"floating point conversion algorithm will perform several runs until the error b...

collapsar · on Jan 5, 2011

almost every floating point value given as a string in decimal notation will not be representable in binary given a floating point format with fixed precision. if the number to convert lies within the range of your binary fp precision (eg iee 754, 52 bits of mantissa, 11 bits exponent), it will in general be sandwiched between two numbers that are exactly representable in binary. the task is to implement an algorithm which choose between these 2 numbers in the best possible way (eg without introducing systematic bias).

the apple engineers simply rely on the compiler library: they collect the mantissa digits into up to 2 integers, thus generating an exact binary representation for mantissse of up to 18 decimal digits. thereafter they coalesce these integers into a double variable having an implicit cast from int to double - that's where the library or compiler-generated sequence of machine instructions take over.

the pgp guys actually do the same thing. however, after this step they continue to adjust the result for obtaining the best approximation in the sense above. it can be proven mathematically ([1]) that this task _cannot_ be performed for all inputs using arithmetic with any given precision. [1] also provides a near-optimal non-iterative solution which the author of the php conversion routine has improved upon. however the computations involve floating point (processor) arithmetic which suffers from a specific error in intel fpus. due to this error intermediate results are altered in an unfortunate way so that the adjustment algorithm no longerterminated in spite of the theoretical guarantee.
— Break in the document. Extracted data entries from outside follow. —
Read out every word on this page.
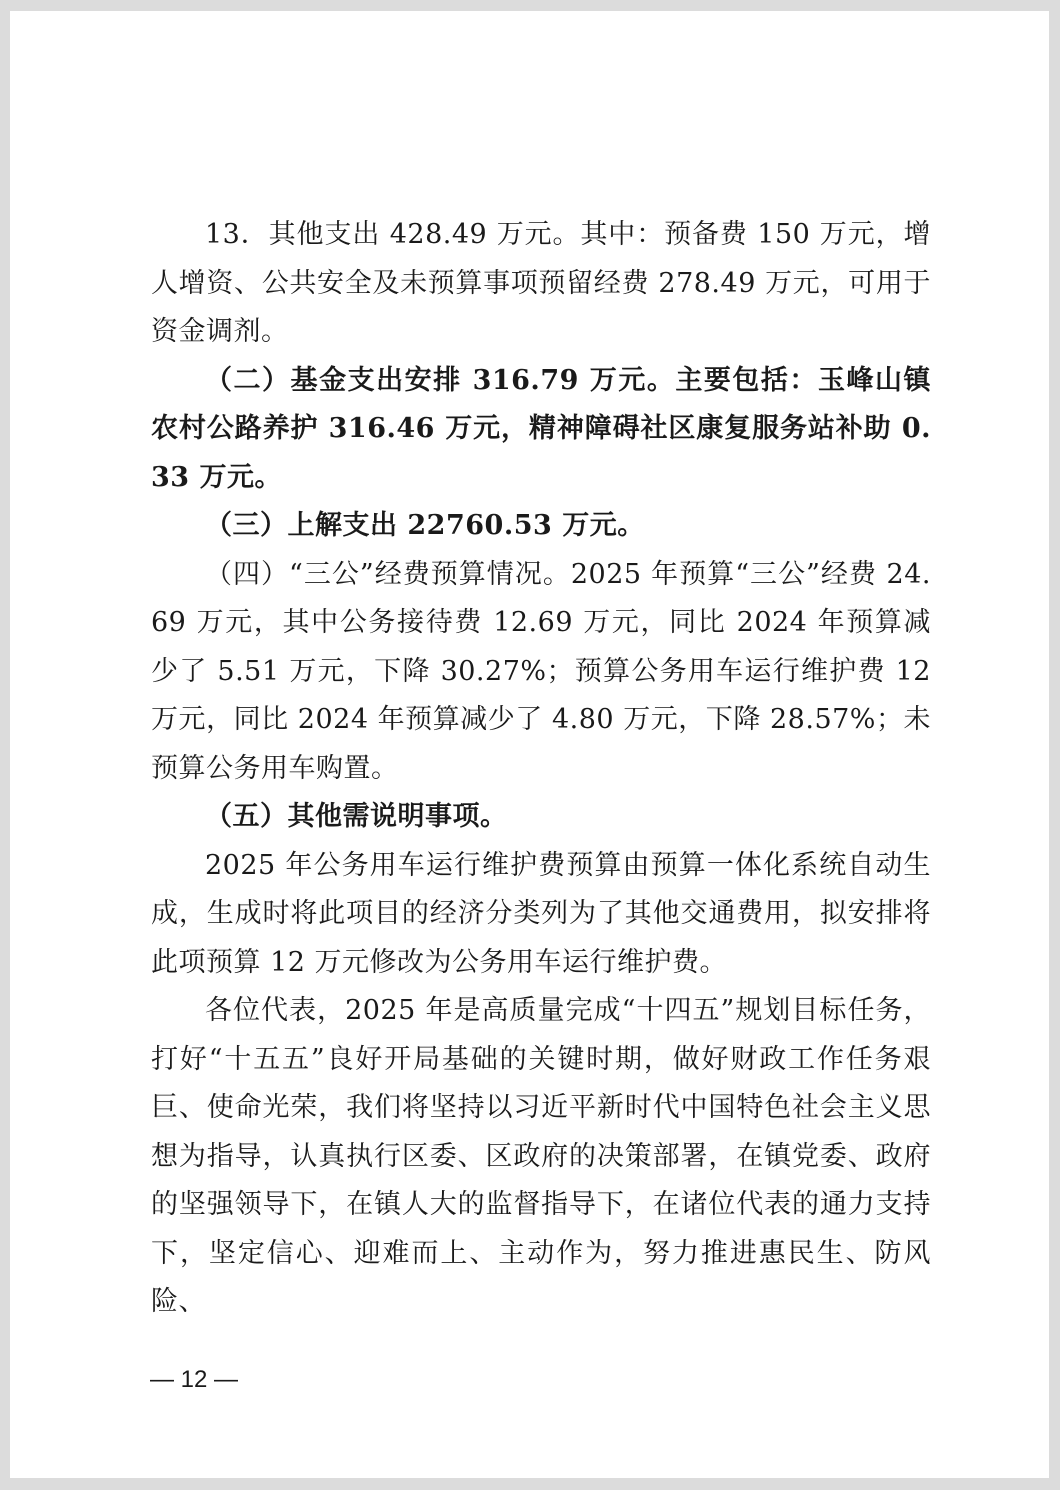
13．其他支出 428.49 万元。其中：预备费 150 万元，增人增资、公共安全及未预算事项预留经费 278.49 万元，可用于资金调剂。

（二）基金支出安排 316.79 万元。主要包括：玉峰山镇农村公路养护 316.46 万元，精神障碍社区康复服务站补助 0.33 万元。

（三）上解支出 22760.53 万元。

（四）“三公”经费预算情况。2025 年预算“三公”经费 24.69 万元，其中公务接待费 12.69 万元，同比 2024 年预算减少了 5.51 万元，下降 30.27%；预算公务用车运行维护费 12 万元，同比 2024 年预算减少了 4.80 万元，下降 28.57%；未预算公务用车购置。

（五）其他需说明事项。

2025 年公务用车运行维护费预算由预算一体化系统自动生成，生成时将此项目的经济分类列为了其他交通费用，拟安排将此项预算 12 万元修改为公务用车运行维护费。

各位代表，2025 年是高质量完成“十四五”规划目标任务，打好“十五五”良好开局基础的关键时期，做好财政工作任务艰巨、使命光荣，我们将坚持以习近平新时代中国特色社会主义思想为指导，认真执行区委、区政府的决策部署，在镇党委、政府的坚强领导下，在镇人大的监督指导下，在诸位代表的通力支持下，坚定信心、迎难而上、主动作为，努力推进惠民生、防风险、

— 12 —
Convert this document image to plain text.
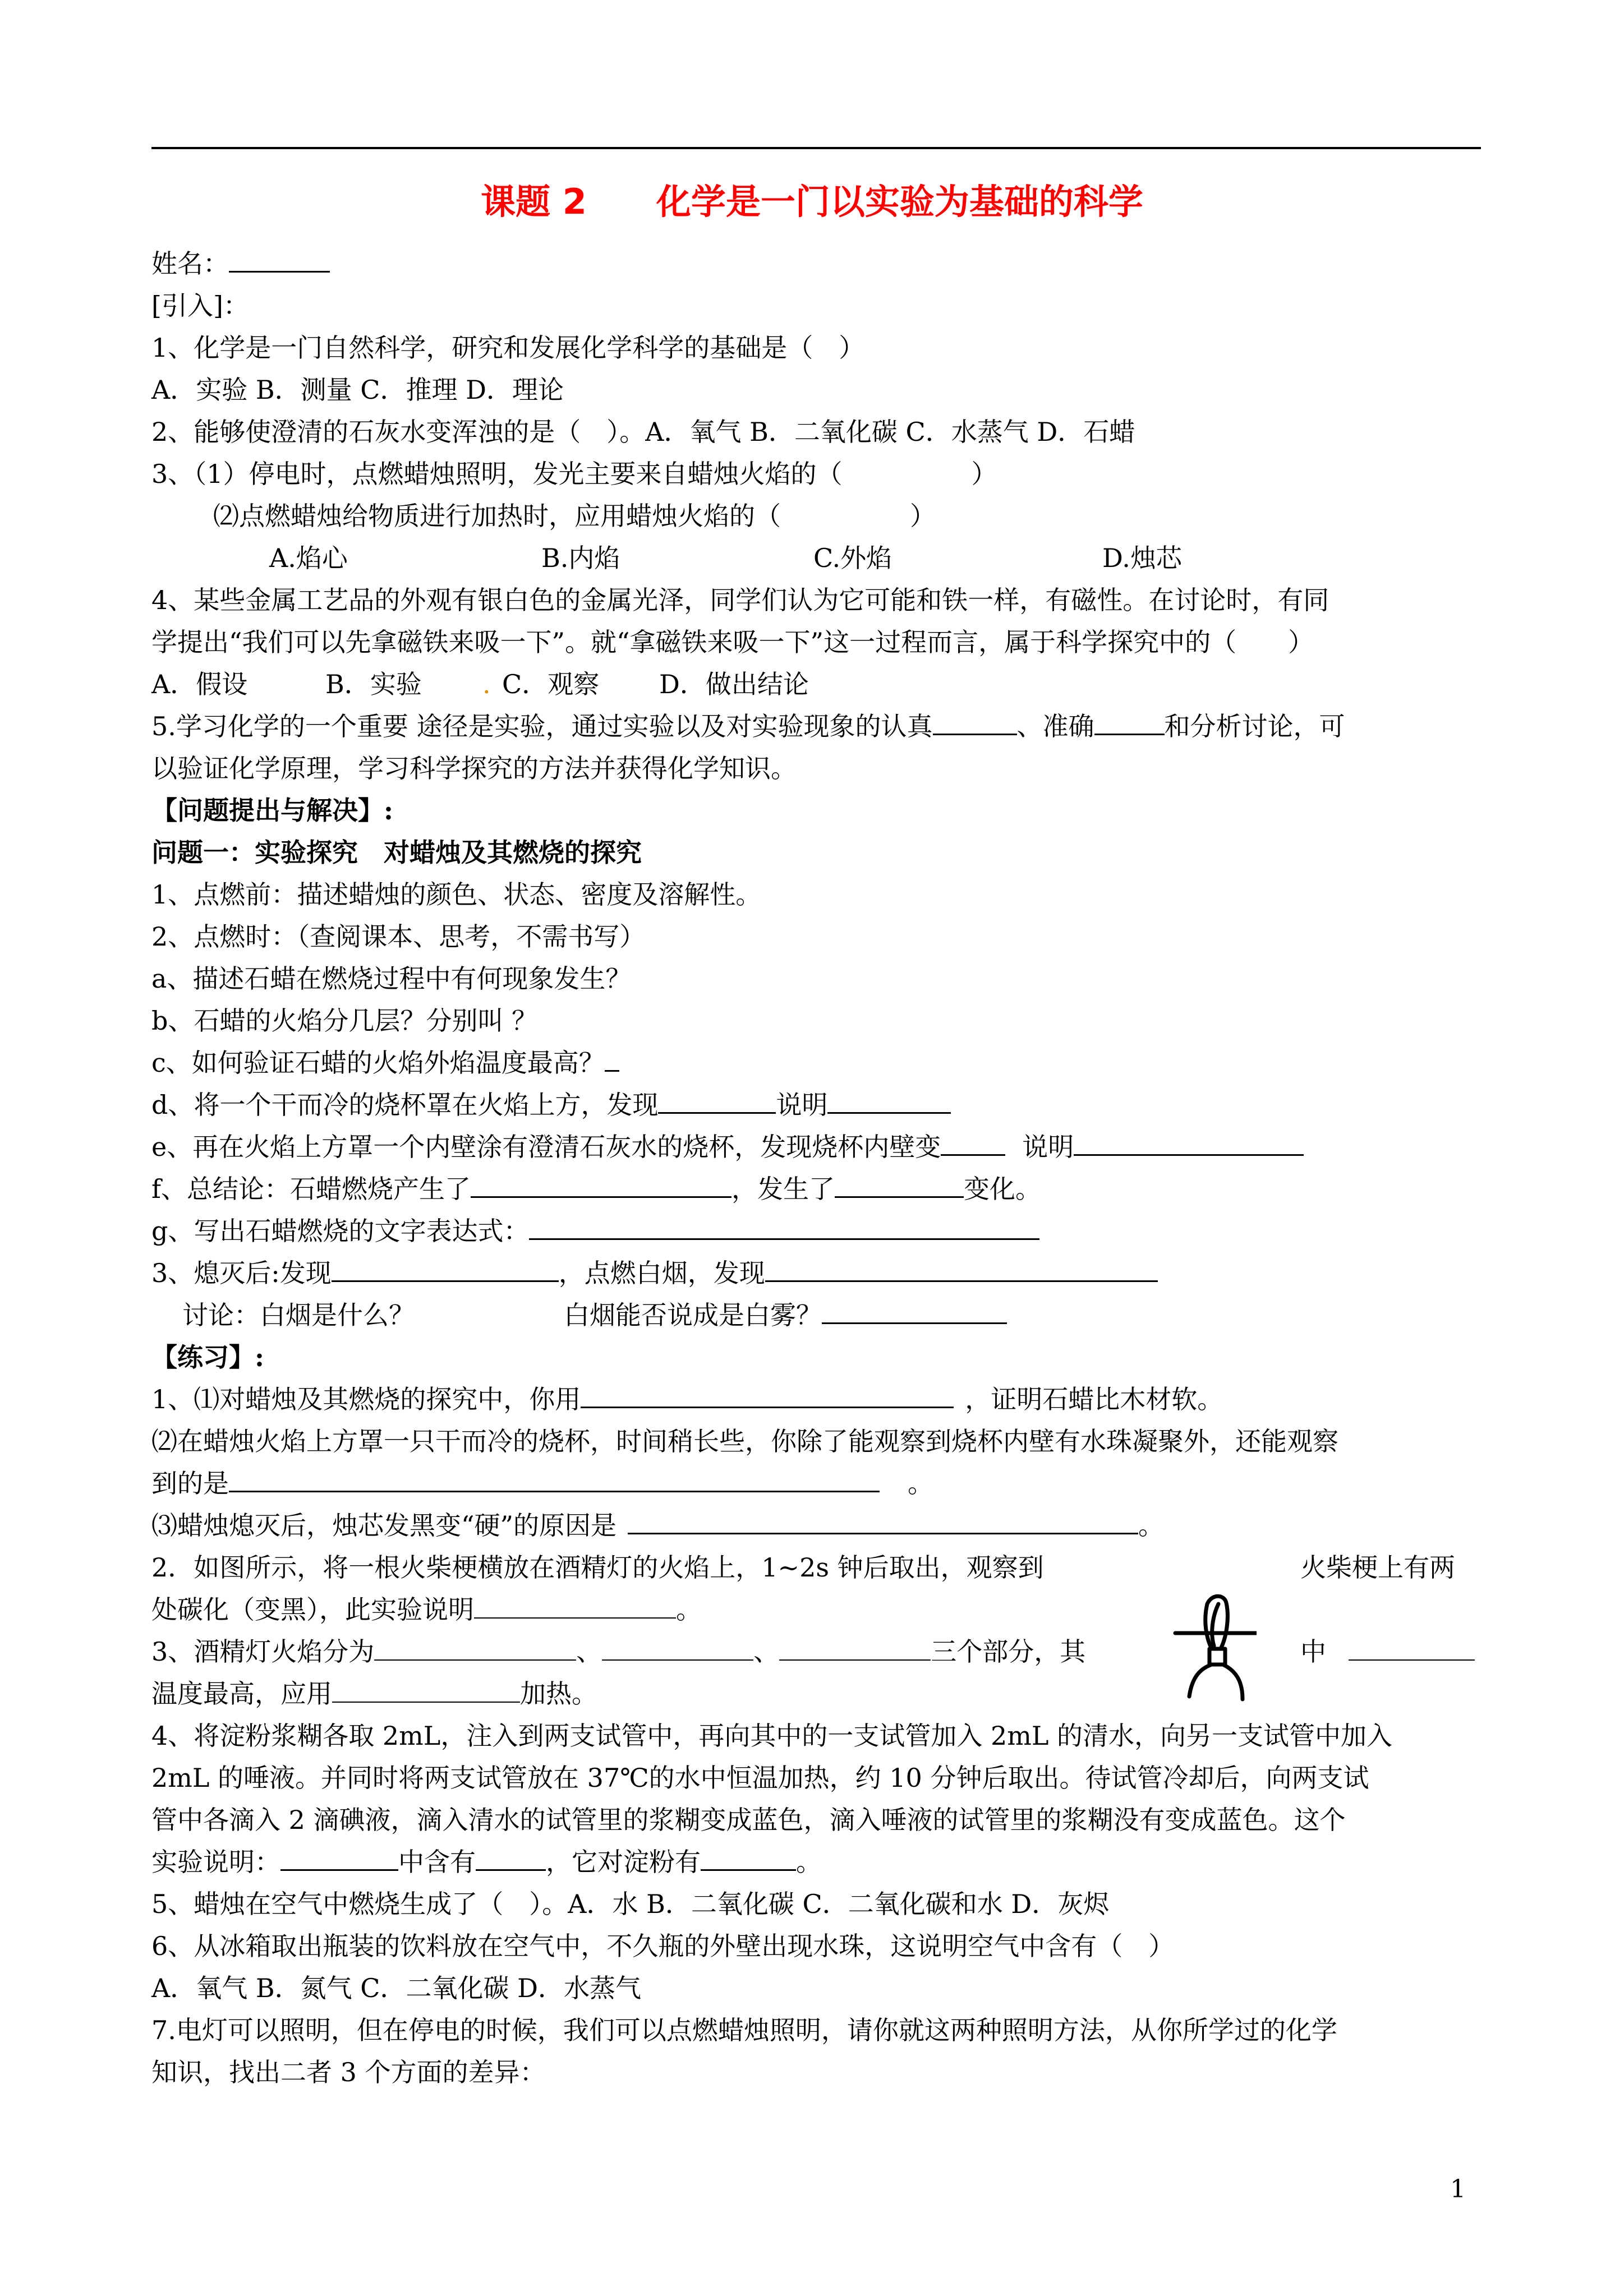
课题 2　　化学是一门以实验为基础的科学
姓名：
[引入]：
1、化学是一门自然科学，研究和发展化学科学的基础是（　）
A．实验 B．测量 C．推理 D．理论
2、能够使澄清的石灰水变浑浊的是（　）。A．氧气 B．二氧化碳 C．水蒸气 D．石蜡
3、（1）停电时，点燃蜡烛照明，发光主要来自蜡烛火焰的（　　　　　）
⑵点燃蜡烛给物质进行加热时，应用蜡烛火焰的（　　　　　）
A.焰心	B.内焰	C.外焰	D.烛芯
4、某些金属工艺品的外观有银白色的金属光泽，同学们认为它可能和铁一样，有磁性。在讨论时，有同
学提出“我们可以先拿磁铁来吸一下”。就“拿磁铁来吸一下”这一过程而言，属于科学探究中的（　　）
A．假设	B．实验 . C．观察 D．做出结论
5.学习化学的一个重要 途径是实验，通过实验以及对实验现象的认真	、准确	和分析讨论，可
以验证化学原理，学习科学探究的方法并获得化学知识。
【问题提出与解决】:
问题一：实验探究　对蜡烛及其燃烧的探究
1、点燃前：描述蜡烛的颜色、状态、密度及溶解性。
2、点燃时：（查阅课本、思考，不需书写）
a、描述石蜡在燃烧过程中有何现象发生？
b、石蜡的火焰分几层？分别叫 ？
c、如何验证石蜡的火焰外焰温度最高？
d、将一个干而冷的烧杯罩在火焰上方，发现	说明
e、再在火焰上方罩一个内壁涂有澄清石灰水的烧杯，发现烧杯内壁变	说明
f、总结论：石蜡燃烧产生了	，发生了	变化。
g、写出石蜡燃烧的文字表达式：
3、熄灭后:发现	，点燃白烟，发现
讨论：白烟是什么？	白烟能否说成是白雾？
【练习】:
1、⑴对蜡烛及其燃烧的探究中，你用	，证明石蜡比木材软。
⑵在蜡烛火焰上方罩一只干而冷的烧杯，时间稍长些，你除了能观察到烧杯内壁有水珠凝聚外，还能观察
到的是	。
⑶蜡烛熄灭后，烛芯发黑变“硬”的原因是	。
2．如图所示，将一根火柴梗横放在酒精灯的火焰上，1~2s 钟后取出，观察到	火柴梗上有两
处碳化（变黑），此实验说明	。
3、酒精灯火焰分为	、	、	三个部分，其	中
温度最高，应用	加热。
4、将淀粉浆糊各取 2mL，注入到两支试管中，再向其中的一支试管加入 2mL 的清水，向另一支试管中加入
2mL 的唾液。并同时将两支试管放在 37℃的水中恒温加热，约 10 分钟后取出。待试管冷却后，向两支试
管中各滴入 2 滴碘液，滴入清水的试管里的浆糊变成蓝色，滴入唾液的试管里的浆糊没有变成蓝色。这个
实验说明：	中含有	，它对淀粉有	。
5、蜡烛在空气中燃烧生成了（　）。A．水 B．二氧化碳 C．二氧化碳和水 D．灰烬
6、从冰箱取出瓶装的饮料放在空气中，不久瓶的外壁出现水珠，这说明空气中含有（　）
A．氧气 B．氮气 C．二氧化碳 D．水蒸气
7.电灯可以照明，但在停电的时候，我们可以点燃蜡烛照明，请你就这两种照明方法，从你所学过的化学
知识，找出二者 3 个方面的差异：
1
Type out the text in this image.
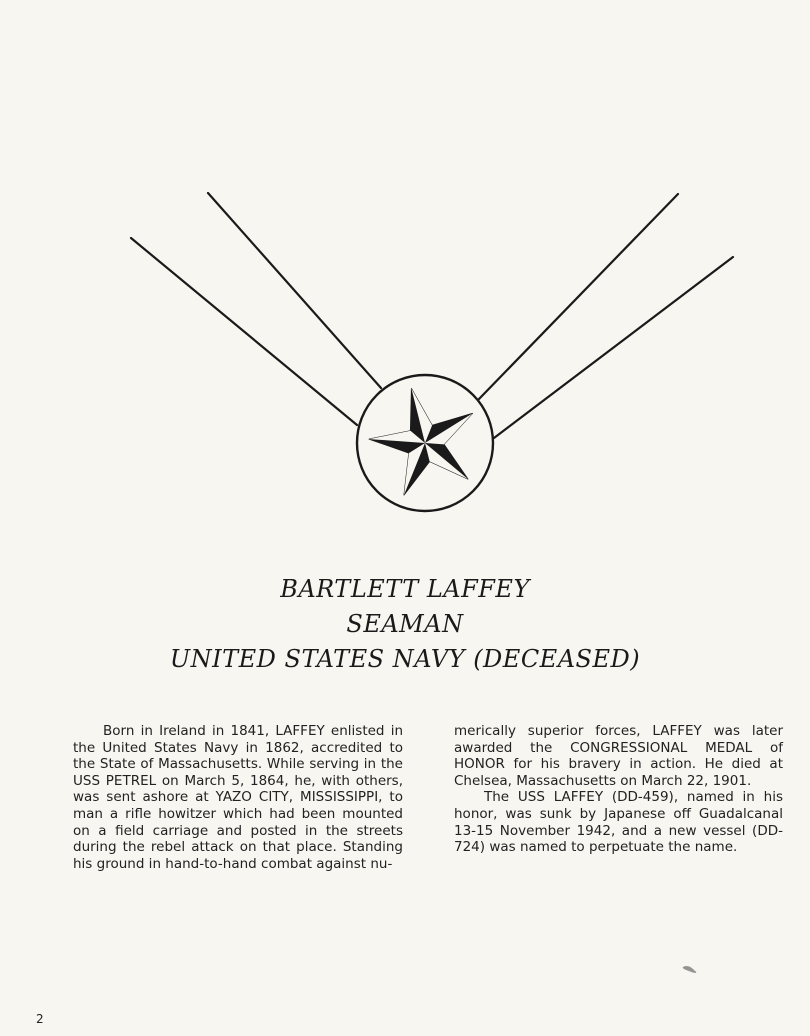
BARTLETT LAFFEY
SEAMAN
UNITED STATES NAVY (DECEASED)

Born in Ireland in 1841, LAFFEY enlisted in the United States Navy in 1862, accredited to the State of Massachusetts. While serving in the USS PETREL on March 5, 1864, he, with others, was sent ashore at YAZO CITY, MISSISSIPPI, to man a rifle howitzer which had been mounted on a field carriage and posted in the streets during the rebel attack on that place. Standing his ground in hand-to-hand combat against nu-

merically superior forces, LAFFEY was later awarded the CONGRESSIONAL MEDAL of HONOR for his bravery in action. He died at Chelsea, Massachusetts on March 22, 1901.

The USS LAFFEY (DD-459), named in his honor, was sunk by Japanese off Guadalcanal 13-15 November 1942, and a new vessel (DD-724) was named to perpetuate the name.

2
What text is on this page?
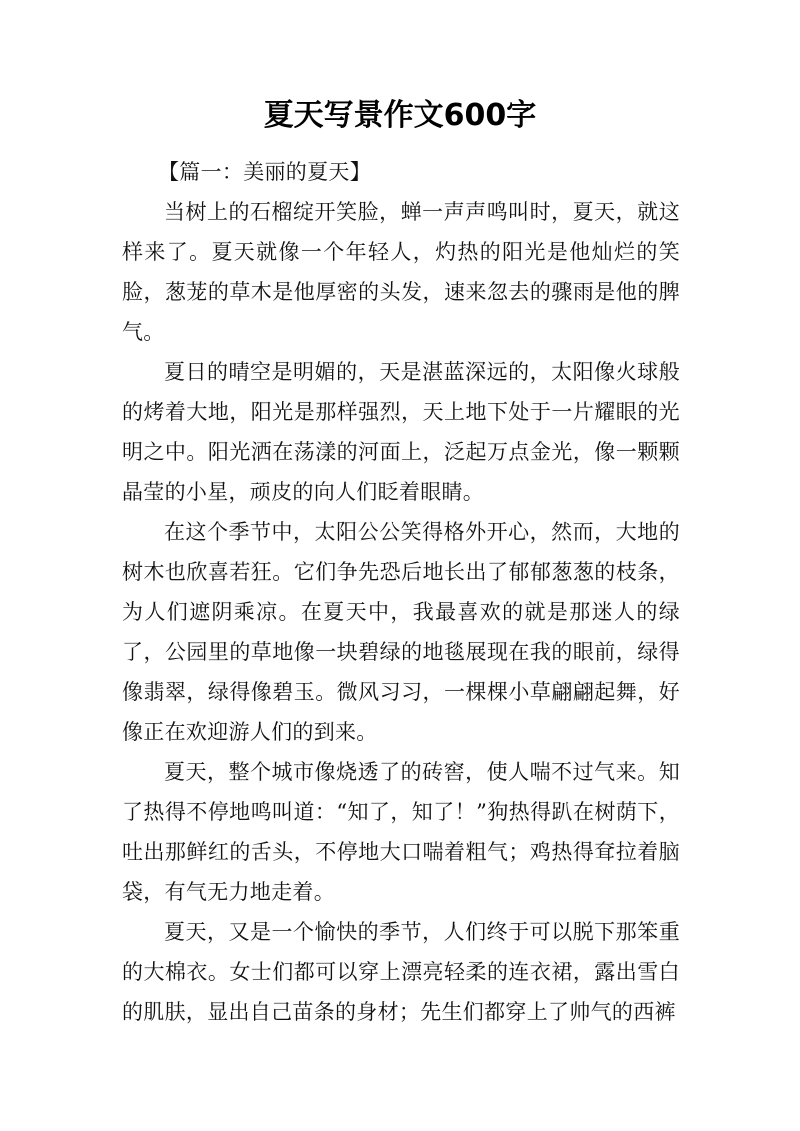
夏天写景作文600字

【篇一：美丽的夏天】

当树上的石榴绽开笑脸，蝉一声声鸣叫时，夏天，就这样来了。夏天就像一个年轻人，灼热的阳光是他灿烂的笑脸，葱茏的草木是他厚密的头发，速来忽去的骤雨是他的脾气。

夏日的晴空是明媚的，天是湛蓝深远的，太阳像火球般的烤着大地，阳光是那样强烈，天上地下处于一片耀眼的光明之中。阳光洒在荡漾的河面上，泛起万点金光，像一颗颗晶莹的小星，顽皮的向人们眨着眼睛。

在这个季节中，太阳公公笑得格外开心，然而，大地的树木也欣喜若狂。它们争先恐后地长出了郁郁葱葱的枝条，为人们遮阴乘凉。在夏天中，我最喜欢的就是那迷人的绿了，公园里的草地像一块碧绿的地毯展现在我的眼前，绿得像翡翠，绿得像碧玉。微风习习，一棵棵小草翩翩起舞，好像正在欢迎游人们的到来。

夏天，整个城市像烧透了的砖窖，使人喘不过气来。知了热得不停地鸣叫道：“知了，知了！”狗热得趴在树荫下，吐出那鲜红的舌头，不停地大口喘着粗气；鸡热得耷拉着脑袋，有气无力地走着。

夏天，又是一个愉快的季节，人们终于可以脱下那笨重的大棉衣。女士们都可以穿上漂亮轻柔的连衣裙，露出雪白的肌肤，显出自己苗条的身材；先生们都穿上了帅气的西裤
some more words about the 18-digit mantissa mentioned at the beginning. the apple code cuts off the mantissa after 18 decimal digits and its authors claim this operation won't affect the result. that would not be a problem if the input strings would be given with normalized mantissae (first digit not a zero), as the error was introduced in the 18th decimal / approximately 60th binary digit while ieee 754 double format only caters for 52 matissa digits. as the strtod.c docs do not detail the 'internal fp representation', this might be problematic (it would be eg. for 80-bit extended precision on x87 coprocessors featuring 64 mantissa bits). however, as they allow non-normalized mantissa values, their conversion runs foul on strings with 'many' leading zeros, ie they'd convert 0.0000000000000000009999E+0 to 0.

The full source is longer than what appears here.